All movie stacks were corrected by program Motion Cor 2 with dose weighting40. CTF parameters of each movie were estimated by Gctf 41. Images were processed using the program relion 3.142. Automatic particle picking and reference-free 2D classifications were performed. The selected particles were used as templates for further picking procedure, then the picked particles were applied to 2D and 3D classification. After 3D non-uniform refinement and sharpening, CTF refinement (global and local) and post processing were performed. The data collection and processing procedures were summarized in Supplementary Fig. 25. The final overall resolutions of maps of R. salina PSI-14CACL-phase, PSI-11CACL-phase, PSI-14CACS-phase, PSI-11CACS-phase are 2.7 Å, 3.0 Å, 2.9 Å and 3.3 Å, respectively. Local refinement targeting the PsaQ in PSI-14CACL-phase was performed, resulting in a final local map with the resolution of 3.5 Å. The resolutions of the final maps were calculated using ResMap43.

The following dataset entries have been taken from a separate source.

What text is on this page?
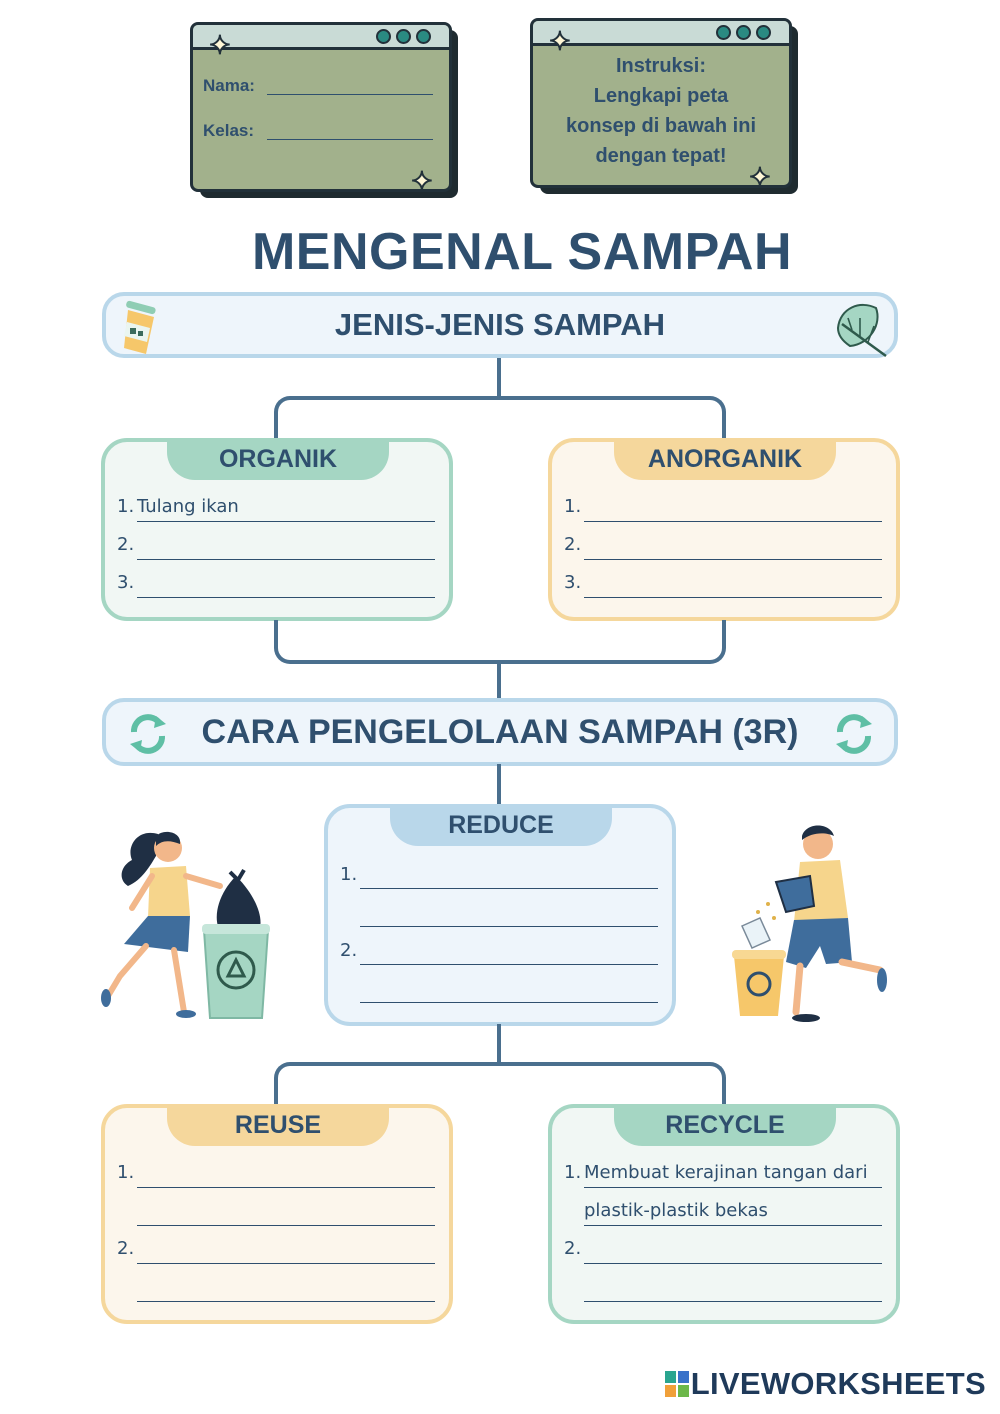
✦
Nama:
Kelas:
✦
✦
Instruksi:
Lengkapi peta
konsep di bawah ini
dengan tepat!
✦
MENGENAL SAMPAH
JENIS-JENIS SAMPAH
ORGANIK
1. Tulang ikan
2.
3.
ANORGANIK
1.
2.
3.
CARA PENGELOLAAN SAMPAH (3R)
REDUCE
1.
2.
REUSE
1.
2.
RECYCLE
1. Membuat kerajinan tangan dari
plastik-plastik bekas
2.
LIVEWORKSHEETS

Model building, refinement and validation

For model building of the PSI-14CACL-phase, the PSI core from the cryo-EM structure of diatom PSI-FCPI (PDB code: 6LY5) was manually docked into the 2.7 Å resolution cryo-EM map using UCSF Chimera44. The CAC antennae were built by docking a single LHCR structure from the red algal PSI-LHCR model (PDB code 5ZGB) into the cryo-EM map. The identification of each individual CAC antenna was based on the best match of the specific sequence with the cryo-EM densities. The amino acid sequences of CAC antennae were then mutated to their counterparts in R. salina. To identify the PsaQ protein, we first traced a short peptide containing 10 residues (1KQRVVLAGKI10) at the local helix region based on the 3.5 Å local map. We then searched the R. salina protein sequences derived from our transcriptome sequencing result, and found that a fragment of PsaQ (95KQRTVLAGKI104) shows high similarity with the short peptide (Supplementary Fig. 6c). Based on the determined amino acid sequence of PsaQ, we manually built the PsaQ model and found that most amino acids of PsaQ fit the density well (Supplementary Fig. 6b). After the model building of PSI-14CACL-phase structure, automatic real-space refinements in Phenix45 and manual correction in COOT46 were carried out iteratively. The models of PSI-11CACL-phase, PSI-14CACS-phase and PSI-11CACS-phase were built by docking the corresponding part of refined PSI-14CACL-phase model into the cryo-EM maps, and then performing manual adjustment and real-space refinements. The geometries of four structures were assessed using Phenix45 and MolProbity47 and detailed information were listed in Table 1. The structural figures were prepared using ChimeraX 1.244 (Molecular Graphics System). The figure of sequence alignment was generated using ESPript65 v.3.0.

Statistics and reproducibility

The counting of R. salina cell numbers was performed in three biological replicates. Other experiments, including the absorption spectra measurement, SDS-PAGE and HPLC analysis were performed in 2-6 biological replicates, with reproducible results obtained.

Reporting summary

Further information on research design is available in the Nature Portfolio Reporting Summary linked to this article.